I’ve been slowly getting together some great data sets to practice running basic to advanced models. Special thanks to Dr. Scott from UT Austin for including these data sets on his github. In this week, my outputs will touch on the following topics measuring variation in categorical and numerical variables, boxplots and dotplots, and scatter plots and correlation. In doing so, I’ll draw upon three data sets:
Let’s get started with the first data set.
In this first walk through, I will be describing dispersion in a single quantitative variable, temperature. I will change several of the default settings in R, such as changing axis labels and the number of breaks in a histogram. To begin, let us examine the data set, citytemps.csv, which captures the daily average temperatures in San Diego, CA and Rapid City, SD.
citytemps <- read.csv("http://jgscott.github.io/teaching/data/citytemps.csv")
summary(citytemps)
## Year Month Day Temp.SanDiego
## Min. :1995 Min. : 1.000 Min. : 1.00 Min. :45.10
## 1st Qu.:1999 1st Qu.: 4.000 1st Qu.: 8.00 1st Qu.:58.70
## Median :2003 Median : 7.000 Median :16.00 Median :63.00
## Mean :2003 Mean : 6.492 Mean :15.71 Mean :63.08
## 3rd Qu.:2007 3rd Qu.: 9.000 3rd Qu.:23.00 3rd Qu.:67.30
## Max. :2011 Max. :12.000 Max. :31.00 Max. :81.30
## Temp.RapidCity
## Min. :-19.00
## 1st Qu.: 33.30
## Median : 47.60
## Mean : 47.28
## 3rd Qu.: 63.95
## Max. : 91.90
Great! What do we observe? For starters, we see that we have 17 years of data, begining in 1995 reaching until 2011. To get a better idea of the distribution of temperatures, let us plot the temperatures in San Diego with two histograms, one with 30 bins:
hist(citytemps$Temp.SanDiego, breaks = 30)

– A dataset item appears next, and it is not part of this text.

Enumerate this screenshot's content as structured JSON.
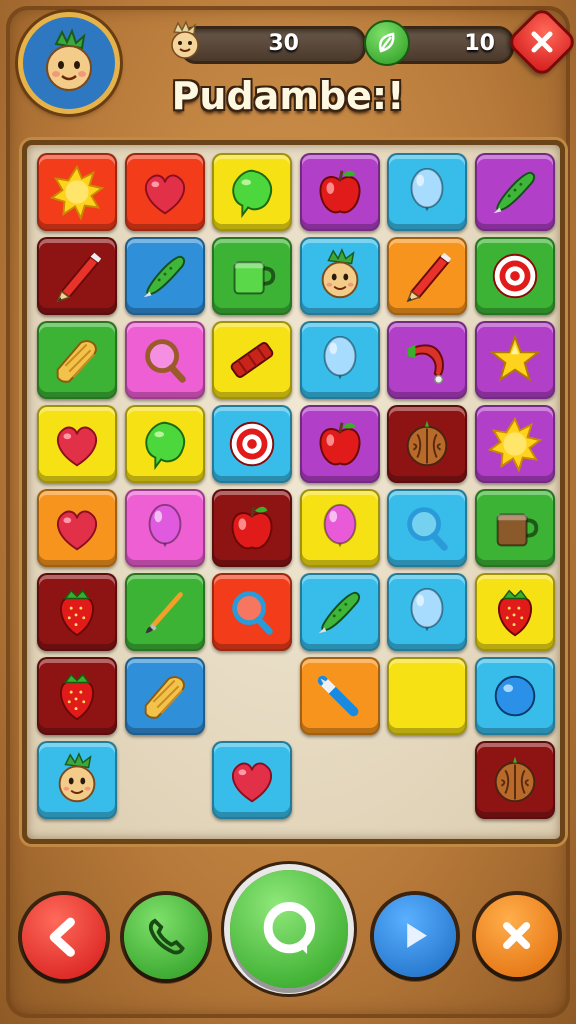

Now let’s add in a vertical line to show the sample mean (63 degrees)
muSanDiego <- mean(citytemps$Temp.SanDiego)
hist(citytemps$Temp.SanDiego, breaks = 30)
abline(v=muSanDiego, col = "red")
See the vertical line? :)
Now, besides mean, we also know another way is to look at standard deviation (SD), another measurement of variation or disperation of a set of values. Or we could also look at coverage intervals, intervals covering a specific fraction of observations. That is, if we wanted to get a central 50% coverage interval, we’d need the 25th and 75th percentiles of the distribution. By definition, 50% of the observations are between these two numbers. We get this from the qdata function.
So let’s do just that.
#First the SD
sd(citytemps$Temp.SanDiego)
## [1] 5.698457
#Now the coverage intervals
qdata(citytemps$Temp.SanDiego)
## quantile p
## 0% 45.1 0.00
## 25% 58.7 0.25
## 50% 63.0 0.50
## 75% 67.3 0.75
## 100% 81.3 1.00
#Or...let's asks for different quantiles by passing in a flag called "p" (for probability)
qdata(citytemps$Temp.SanDiego, p = c(0.05, 0.95))
## quantile p
## 5% 54.2 0.05
## 95% 72.6 0.95
#And lastly, using inverse caluclation lets us use the pdata function to ask which quantile a specific value corresponds to
pdata(citytemps$Temp.SanDiego, q = c(60, 70))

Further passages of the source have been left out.